Exemplificação e explicação das manobras do teste HINTS podem ser encontradas em vídeos online como esses dois. Os raros casos de falso negativo no teste HINTS são atribuíveis à AVC de artéria cerebelar inferior. Estes casos podem ser "cobertos” no exame adicoinando-se avaliação da audição simples, como teste de esfregar os dedos. Perda auditiva unilateral confirmada pelo paciente como nova no contexto de SVA deve levantar a hipótese de AVC de território posterior. O acréscimo deste teste ao HINTS é chamado de HINTS
plus
.   

Por fim, um aspecto ressaltado em uma recente diretriz sobre o assunto vale ser repetido aqui. Boa parte da acurácia destes achados para diferenciação de causas centrais e periféricas é baseada em avaliações por neurologistas.
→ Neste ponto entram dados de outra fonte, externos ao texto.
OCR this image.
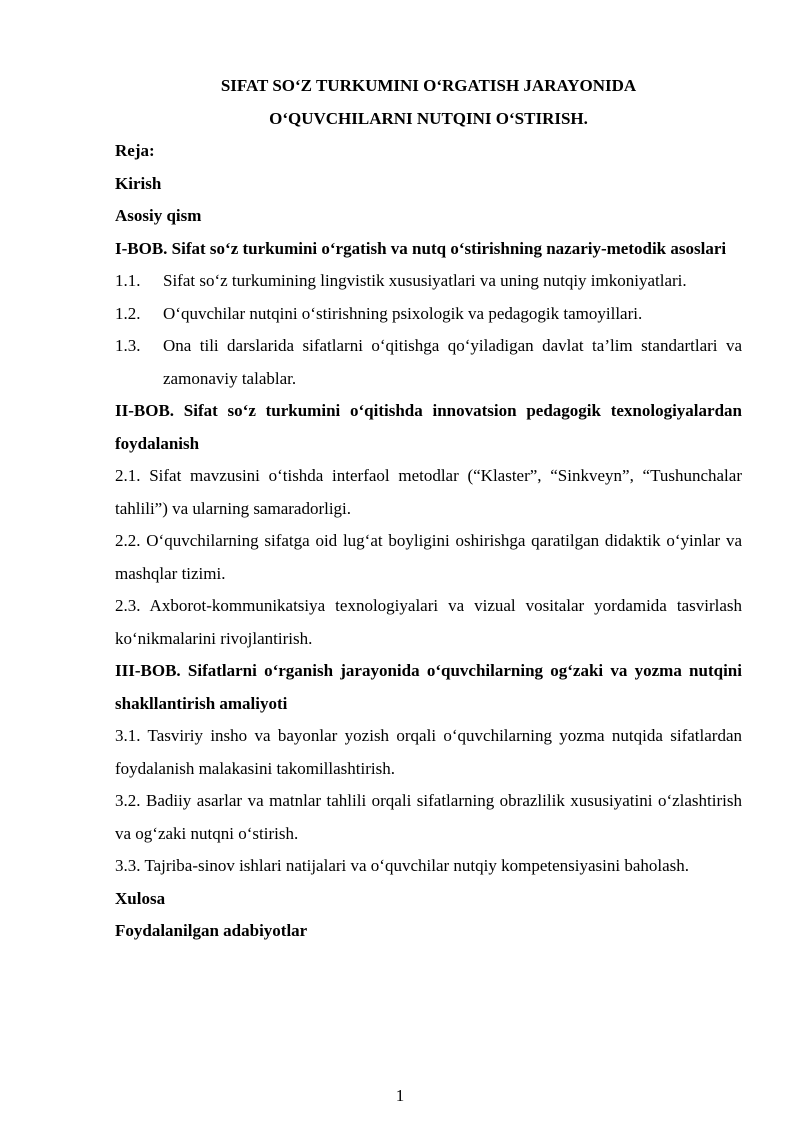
SIFAT SO‘Z TURKUMINI O‘RGATISH JARAYONIDA
O‘QUVCHILARNI NUTQINI O‘STIRISH.

Reja:

Kirish

Asosiy qism

I-BOB. Sifat so‘z turkumini o‘rgatish va nutq o‘stirishning nazariy-metodik asoslari

1.1. Sifat so‘z turkumining lingvistik xususiyatlari va uning nutqiy imkoniyatlari.
1.2. O‘quvchilar nutqini o‘stirishning psixologik va pedagogik tamoyillari.
1.3. Ona tili darslarida sifatlarni o‘qitishga qo‘yiladigan davlat ta’lim standartlari va zamonaviy talablar.

II-BOB. Sifat so‘z turkumini o‘qitishda innovatsion pedagogik texnologiyalardan foydalanish

2.1. Sifat mavzusini o‘tishda interfaol metodlar (“Klaster”, “Sinkveyn”, “Tushunchalar tahlili”) va ularning samaradorligi.

2.2. O‘quvchilarning sifatga oid lug‘at boyligini oshirishga qaratilgan didaktik o‘yinlar va mashqlar tizimi.

2.3. Axborot-kommunikatsiya texnologiyalari va vizual vositalar yordamida tasvirlash ko‘nikmalarini rivojlantirish.

III-BOB. Sifatlarni o‘rganish jarayonida o‘quvchilarning og‘zaki va yozma nutqini shakllantirish amaliyoti

3.1. Tasviriy insho va bayonlar yozish orqali o‘quvchilarning yozma nutqida sifatlardan foydalanish malakasini takomillashtirish.

3.2. Badiiy asarlar va matnlar tahlili orqali sifatlarning obrazlilik xususiyatini o‘zlashtirish va og‘zaki nutqni o‘stirish.

3.3. Tajriba-sinov ishlari natijalari va o‘quvchilar nutqiy kompetensiyasini baholash.

Xulosa

Foydalanilgan adabiyotlar

1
Alguns estudos empíricos sugerem que a capacidade diagnóstica de emergencistas é menor que de neurologistas. Assim, recomenda-se atenção ao treinamento adequado nas técnicas de exame físico, em especial no HINTS. Recomendamos revisar vídeos de apoio antes de realizar as manobras do exame.  

Exames de imagem: quando e qual solicitar 

É comum a solicitação de tomografia computadorizada (TC) de crânio para pacientes com tontura. Isso provavelmente é atribuível a elevada disponibilidade do exame. Entretanto é um exame com sensibilidade menor que 50% para causas centrais e assim não é útil neste contexto. Pacientes com tontura que são liberados após uma TC de crânio normal e com impressão de doença benigna, tem uma chance 2,3 vezes maior de apresentar AVC do que aqueles em que a TC não é solicitada. Isto indica que, embora o risco de AVC tenha sido corretamente identificado, a TC foi usada de forma indevida para excluí-lo.   

Apenas como exemplo, partindo-se de uma prevalência intermediária de risco de AVC (25%), uma TC negativa reduz essa chance apenas para 19%, longe de suficiente para descartar o diagnóstico. Por outro lado, ressonância magnética tem sensibilidade que variam entre 80-90%, em especial usando protocolos de difusão e se realizada precocemente. Assim,
pacientes com SVA e avaliação clínica que sugira evento periférico (HINTS ou HINTS
plus
negativo), devem ser liberados sem exame de imagem; naqueles que tem alguma alteração sugerindo doença do sistema nervoso central, a avaliação deve ser complementada com ressonância magnética
.  

Integrando tudo
 

Em suma, na avaliação de pacientes que chegam ao pronto-socorro com queixas tontura ou vertigem, deve-se iniciar a avaliação classificando o paciente em uma de três grandes síndromes, de acordo com a cronologia e desencadeantes (
Tabela 1
). Após isso, pacientes com SVA (ou com outras síndromes vertiginosas em seu primeiro episódio) devem ser avaliados atrás de sinais que definam levantem a suspeita de causa central. O exame HINTS (com avaliação de hipoacusia nova) parece ser a melhor abordagem para isso. Caso esta avaliação descarte doença do sistema nervoso central, o paciente pode ser liberado e manejado para neurite vestibular. Se houver suspeita para doença no sistema nervoso central, a avaliação deve ser complementada para a suspeita de AVC isquêmico com ressonância magnética (idealmente com protocolo de difusão).